Updated 10:15 a.m
Companies are increasingly filing patent infringement cases before the International Trade Commission instead of the federal courts, because it is easier to get an order stopping the infringement at the ITC, Department of Justice and Federal Trade Commission officials told Congress this week.
"I can’t speak to the motivations of all the parties for seeking relief from the ITC, but we are concerned that that is happening," Joseph Wayland, acting assistant attorney general in DOJ's Antitrust Division, told the Senate Judiciary Committee on Wednesday.
Companies are responding to the Supreme Court's 2006 ruling in eBay Inc. v. MercExchange, which found companies can get monetary relief by proving infringement but now must satisfy a four-factor judicial test for injunctive relief, Wayland said.
"We're concerned that they are seeking to get a remedy outside of the federal courts, that the Supreme Court has recognized ought to be limited by the traditional limits on injunctive relief," Wayland said.

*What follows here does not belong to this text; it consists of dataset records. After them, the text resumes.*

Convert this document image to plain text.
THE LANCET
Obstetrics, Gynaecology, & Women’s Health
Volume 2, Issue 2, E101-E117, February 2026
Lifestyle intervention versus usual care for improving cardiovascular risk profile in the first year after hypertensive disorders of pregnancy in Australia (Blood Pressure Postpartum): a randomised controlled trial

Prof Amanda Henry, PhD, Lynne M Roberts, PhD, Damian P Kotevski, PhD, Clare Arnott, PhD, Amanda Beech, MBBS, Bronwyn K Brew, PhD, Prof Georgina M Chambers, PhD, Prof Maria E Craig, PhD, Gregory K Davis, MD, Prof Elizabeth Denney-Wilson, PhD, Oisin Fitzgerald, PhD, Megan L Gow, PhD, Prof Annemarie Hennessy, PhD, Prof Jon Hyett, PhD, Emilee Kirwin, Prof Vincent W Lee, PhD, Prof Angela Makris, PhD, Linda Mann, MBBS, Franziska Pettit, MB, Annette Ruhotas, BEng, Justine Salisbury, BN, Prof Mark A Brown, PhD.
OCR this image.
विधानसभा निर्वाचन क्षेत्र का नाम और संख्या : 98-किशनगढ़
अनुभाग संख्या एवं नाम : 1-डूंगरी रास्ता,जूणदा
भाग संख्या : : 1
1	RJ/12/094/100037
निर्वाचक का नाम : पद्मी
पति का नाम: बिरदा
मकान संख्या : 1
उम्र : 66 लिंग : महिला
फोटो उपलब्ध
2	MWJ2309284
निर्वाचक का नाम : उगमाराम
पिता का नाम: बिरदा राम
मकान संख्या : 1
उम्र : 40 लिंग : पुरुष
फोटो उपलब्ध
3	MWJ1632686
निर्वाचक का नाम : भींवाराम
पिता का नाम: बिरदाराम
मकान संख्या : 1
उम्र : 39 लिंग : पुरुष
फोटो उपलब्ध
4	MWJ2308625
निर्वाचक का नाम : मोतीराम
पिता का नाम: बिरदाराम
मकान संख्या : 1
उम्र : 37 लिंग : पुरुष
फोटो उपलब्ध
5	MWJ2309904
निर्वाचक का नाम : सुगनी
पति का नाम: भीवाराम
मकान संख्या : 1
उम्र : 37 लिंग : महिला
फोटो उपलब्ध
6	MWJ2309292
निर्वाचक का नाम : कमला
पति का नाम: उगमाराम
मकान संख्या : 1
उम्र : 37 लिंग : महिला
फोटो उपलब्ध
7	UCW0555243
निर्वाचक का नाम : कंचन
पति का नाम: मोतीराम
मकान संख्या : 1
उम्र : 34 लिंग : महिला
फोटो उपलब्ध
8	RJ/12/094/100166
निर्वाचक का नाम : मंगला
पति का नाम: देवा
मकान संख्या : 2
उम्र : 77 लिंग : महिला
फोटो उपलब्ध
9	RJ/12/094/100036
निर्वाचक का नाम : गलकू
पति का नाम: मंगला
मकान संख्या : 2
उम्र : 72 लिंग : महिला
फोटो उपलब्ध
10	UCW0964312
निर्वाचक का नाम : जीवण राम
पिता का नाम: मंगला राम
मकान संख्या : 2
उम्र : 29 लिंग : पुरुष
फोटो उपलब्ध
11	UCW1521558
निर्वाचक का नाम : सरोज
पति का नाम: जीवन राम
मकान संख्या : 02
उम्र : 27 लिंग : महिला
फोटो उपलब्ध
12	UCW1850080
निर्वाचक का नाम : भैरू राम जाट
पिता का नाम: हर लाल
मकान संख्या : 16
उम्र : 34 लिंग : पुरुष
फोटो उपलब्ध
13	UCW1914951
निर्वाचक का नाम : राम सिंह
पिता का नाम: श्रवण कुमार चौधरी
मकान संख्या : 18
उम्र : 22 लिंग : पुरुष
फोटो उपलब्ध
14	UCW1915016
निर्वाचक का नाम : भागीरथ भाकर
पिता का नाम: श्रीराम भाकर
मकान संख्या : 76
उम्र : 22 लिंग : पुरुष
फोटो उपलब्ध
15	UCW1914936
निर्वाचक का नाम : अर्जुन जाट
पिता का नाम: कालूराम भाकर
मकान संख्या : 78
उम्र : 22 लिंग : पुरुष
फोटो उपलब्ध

There is a different standard before the ITC, where companies can forego monetary relief and not have to go through the judicial test to stop competitors from moving infringing products, FTC Commissioner Edith Ramirez told the committee.
"There is an expectation that once there's a finding of patent infringement, that an exclusion order would, almost in all circumstances, issue," Ramirez said of the ITC. That would send an order to U.S. Customs and Border Protection agency to stop infringing products from entering the country.
Ramirez agreed with Sen. Patrick Leahy, who said at the hearing that he has heard that companies are increasingly avoiding federal court cases and going to the ITC instead.
Leahy asked about the issue during a hearing about how exclusion orders that enforce standard essential patents affect competition.
"When inventors and developers are willing to license their technologies to one another at reasonable rates, the cross-fertilization of ideas benefits us all," Leahy said in a statement at the hearing. "But I am concerned that the recent trend of seeking exclusion orders from the International Trade Commission, rather than negotiating and seeking license fees, may have the opposite effect."